A partir disto, as crianças precisam se sentir pertencentes àquele espaço, escutadas, acolhidas em suas pesquisas e interesses, pois só assim surgem as investigações. Esse ambiente precisa revelar as relações, marcas e a identidade deste grupo. Os acordos de convivência construídos precisam ser flexíveis e revisitados. Além disso, é fundamental trazer os problemas que surgem no cotidiano para a construção de estratégias de solução em conjunto. Por isso, busca-se que as crianças compreendam os valores por meio de ações reais que façam sentido para elas na prática.
Os estudantes que temos hoje em nossas escolas são desapegados das fronteiras geográficas, independentes, possuem poder de adaptação acelerado, são movidos por estímulos sensoriais, consomem informação pelos smartphones, são autodidatas e possuem raciocínio não-linear. Diante disto, o papel atual da educação é o “aprender a aprender”.

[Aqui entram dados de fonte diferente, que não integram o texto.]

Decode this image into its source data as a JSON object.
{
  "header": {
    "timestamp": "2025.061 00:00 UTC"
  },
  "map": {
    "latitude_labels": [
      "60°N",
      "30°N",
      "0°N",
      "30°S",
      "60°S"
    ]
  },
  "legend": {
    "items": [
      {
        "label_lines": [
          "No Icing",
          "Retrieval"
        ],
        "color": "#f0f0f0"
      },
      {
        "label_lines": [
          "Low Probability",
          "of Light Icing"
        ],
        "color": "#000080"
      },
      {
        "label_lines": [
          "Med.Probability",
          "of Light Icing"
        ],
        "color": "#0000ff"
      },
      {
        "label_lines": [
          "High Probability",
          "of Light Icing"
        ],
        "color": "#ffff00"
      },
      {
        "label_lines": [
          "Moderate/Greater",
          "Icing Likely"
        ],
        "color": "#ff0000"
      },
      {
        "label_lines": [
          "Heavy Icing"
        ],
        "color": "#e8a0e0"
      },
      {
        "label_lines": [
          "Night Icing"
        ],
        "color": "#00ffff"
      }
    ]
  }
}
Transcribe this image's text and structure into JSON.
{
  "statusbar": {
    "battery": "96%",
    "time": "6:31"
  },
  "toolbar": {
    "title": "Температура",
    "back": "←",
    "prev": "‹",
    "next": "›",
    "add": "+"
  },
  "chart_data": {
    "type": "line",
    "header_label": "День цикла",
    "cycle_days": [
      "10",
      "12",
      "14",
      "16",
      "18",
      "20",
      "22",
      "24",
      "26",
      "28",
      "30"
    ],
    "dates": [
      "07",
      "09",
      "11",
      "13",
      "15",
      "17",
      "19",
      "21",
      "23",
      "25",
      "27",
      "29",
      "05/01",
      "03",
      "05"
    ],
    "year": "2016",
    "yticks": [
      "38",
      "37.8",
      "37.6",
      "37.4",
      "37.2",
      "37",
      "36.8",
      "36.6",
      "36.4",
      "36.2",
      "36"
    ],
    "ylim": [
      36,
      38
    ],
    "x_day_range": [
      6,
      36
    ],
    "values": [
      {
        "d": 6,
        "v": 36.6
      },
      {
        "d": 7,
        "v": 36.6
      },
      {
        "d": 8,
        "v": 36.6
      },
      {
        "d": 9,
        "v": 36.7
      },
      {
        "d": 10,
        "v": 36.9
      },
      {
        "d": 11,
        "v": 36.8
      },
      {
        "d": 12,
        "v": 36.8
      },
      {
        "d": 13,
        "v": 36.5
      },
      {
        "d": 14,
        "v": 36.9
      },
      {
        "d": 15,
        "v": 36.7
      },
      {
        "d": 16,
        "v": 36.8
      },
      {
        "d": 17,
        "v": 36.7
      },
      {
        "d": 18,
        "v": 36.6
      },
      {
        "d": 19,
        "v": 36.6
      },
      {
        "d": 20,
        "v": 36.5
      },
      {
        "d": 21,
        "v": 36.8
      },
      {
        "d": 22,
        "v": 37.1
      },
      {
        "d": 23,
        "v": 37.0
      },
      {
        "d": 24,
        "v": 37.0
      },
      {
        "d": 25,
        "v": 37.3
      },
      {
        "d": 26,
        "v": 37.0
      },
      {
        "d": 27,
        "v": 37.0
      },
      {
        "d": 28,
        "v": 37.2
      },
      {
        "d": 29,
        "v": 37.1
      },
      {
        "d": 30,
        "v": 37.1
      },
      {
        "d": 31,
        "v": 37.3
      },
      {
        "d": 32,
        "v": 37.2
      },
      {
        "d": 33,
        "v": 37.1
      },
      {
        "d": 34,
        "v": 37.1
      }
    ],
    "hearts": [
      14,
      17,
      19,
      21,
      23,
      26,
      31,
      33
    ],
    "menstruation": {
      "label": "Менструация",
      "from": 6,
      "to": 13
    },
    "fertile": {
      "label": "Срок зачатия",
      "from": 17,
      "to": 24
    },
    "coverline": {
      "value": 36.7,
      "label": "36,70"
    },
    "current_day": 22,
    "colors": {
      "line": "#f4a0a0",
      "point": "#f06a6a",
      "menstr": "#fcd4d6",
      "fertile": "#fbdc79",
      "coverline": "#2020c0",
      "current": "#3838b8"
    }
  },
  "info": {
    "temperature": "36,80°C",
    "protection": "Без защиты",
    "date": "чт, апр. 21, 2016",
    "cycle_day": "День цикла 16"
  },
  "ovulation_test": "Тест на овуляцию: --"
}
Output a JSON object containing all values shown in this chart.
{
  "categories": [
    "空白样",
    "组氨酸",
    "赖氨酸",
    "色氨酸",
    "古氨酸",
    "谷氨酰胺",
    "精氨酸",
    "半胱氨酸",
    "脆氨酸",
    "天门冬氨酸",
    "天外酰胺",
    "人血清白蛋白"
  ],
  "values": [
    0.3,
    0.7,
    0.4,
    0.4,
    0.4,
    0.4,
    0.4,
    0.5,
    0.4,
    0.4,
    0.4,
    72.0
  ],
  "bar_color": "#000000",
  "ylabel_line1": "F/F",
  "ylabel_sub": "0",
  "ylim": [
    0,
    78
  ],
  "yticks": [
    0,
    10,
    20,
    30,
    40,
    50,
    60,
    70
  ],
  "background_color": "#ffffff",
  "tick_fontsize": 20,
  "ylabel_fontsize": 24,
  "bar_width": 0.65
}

A aprendizagem não começa na necessidade de ensinar, mas, sim, de ir em busca do conhecimento, de significado e na partilha das descobertas. A organização dos contextos investigativos, o trabalho com projetos e roteiros de estudo são essenciais para alcançar o sucesso no âmbito educacional. Atualmente, não faz sentido um ensino pautado apenas em sentar-se na cadeira e fazer lição. A consequência desse processo será um estudante que não estará preparado para o mundo em que vivemos.
Portanto, é imperativo investir em uma construção de ensino que garanta uma formação baseada em valores desde o ciclo inicial de aprendizagem, com início no berçário e desenvolvimento durante todo o período de estudo.
Ana Amélia Sanches Costa é coordenadora pedagógica da rede de colégios Santa Marcelina.